Investors should be aware that RBA Governor Philip Lowe raised the Official Cash Rate by 25 basis points to 3.60 percent for the fifth consecutive time. In addition, it was the RBA's eleventh consecutive increase in interest rates to combat persistent inflation.

 

Recent optimistic Australian employment data indicate that the fight against persistent inflation is extremely complicated and that RBA policymakers are still required to make challenging decisions in times of inflation uncertainty and global banking collapse concerns.

 

In the Asian session, S&P500 futures have extended Monday's gains as investors disregard concerns over the Federal Reserve's (Fed) impending monetary policy, indicating a further improvement in market participants' risk appetite.

 

The US Dollar Index (DXY) has remained relatively stable around 103.30 as investors anticipate a less hawkish monetary policy and interest rate guidance.

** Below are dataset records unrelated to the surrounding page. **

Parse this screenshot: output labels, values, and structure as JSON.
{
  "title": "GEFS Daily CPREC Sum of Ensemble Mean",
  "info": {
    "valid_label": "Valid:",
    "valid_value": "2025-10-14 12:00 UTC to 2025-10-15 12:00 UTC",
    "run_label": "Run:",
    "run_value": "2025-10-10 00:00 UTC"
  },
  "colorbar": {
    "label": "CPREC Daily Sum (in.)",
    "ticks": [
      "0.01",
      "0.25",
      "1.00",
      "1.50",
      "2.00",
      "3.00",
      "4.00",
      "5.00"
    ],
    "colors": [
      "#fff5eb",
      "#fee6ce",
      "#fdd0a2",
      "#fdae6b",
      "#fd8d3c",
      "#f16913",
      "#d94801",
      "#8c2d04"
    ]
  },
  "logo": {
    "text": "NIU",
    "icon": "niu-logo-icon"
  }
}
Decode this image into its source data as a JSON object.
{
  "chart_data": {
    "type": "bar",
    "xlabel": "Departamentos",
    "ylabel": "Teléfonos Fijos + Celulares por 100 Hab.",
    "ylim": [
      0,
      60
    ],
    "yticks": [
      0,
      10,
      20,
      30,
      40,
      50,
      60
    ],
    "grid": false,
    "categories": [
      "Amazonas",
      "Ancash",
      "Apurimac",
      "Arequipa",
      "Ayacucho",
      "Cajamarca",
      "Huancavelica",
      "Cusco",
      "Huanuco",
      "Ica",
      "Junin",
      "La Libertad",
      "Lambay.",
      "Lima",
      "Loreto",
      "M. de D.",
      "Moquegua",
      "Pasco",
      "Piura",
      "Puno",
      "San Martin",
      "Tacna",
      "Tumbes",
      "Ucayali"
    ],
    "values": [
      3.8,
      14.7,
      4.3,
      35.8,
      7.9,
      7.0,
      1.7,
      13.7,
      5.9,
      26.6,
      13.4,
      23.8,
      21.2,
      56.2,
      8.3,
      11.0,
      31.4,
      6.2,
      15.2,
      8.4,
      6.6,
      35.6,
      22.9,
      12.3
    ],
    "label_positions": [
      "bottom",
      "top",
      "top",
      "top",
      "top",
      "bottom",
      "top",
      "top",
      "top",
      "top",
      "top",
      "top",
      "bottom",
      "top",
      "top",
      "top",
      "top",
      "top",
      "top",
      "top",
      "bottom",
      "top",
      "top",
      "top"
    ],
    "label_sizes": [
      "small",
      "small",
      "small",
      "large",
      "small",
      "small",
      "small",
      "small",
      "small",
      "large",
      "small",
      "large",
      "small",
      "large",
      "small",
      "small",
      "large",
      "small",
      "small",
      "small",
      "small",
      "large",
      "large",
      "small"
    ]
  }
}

Fed Chair Jerome Powell is required to restore investor confidence following the failure of three midsize commercial banks in the United States. This could be accomplished through minor adjustments to interest rate policy.

 

In the interim, the demand for U.S. government bonds has weakened further as inflation expectations have risen as a result of the collaborative effort of various central banks to support commercial banks by providing liquidity assistance in the form of US dollars. This has led to higher yields on US Treasury bonds. The yield on the 10-year Treasury note has risen to 3.5%.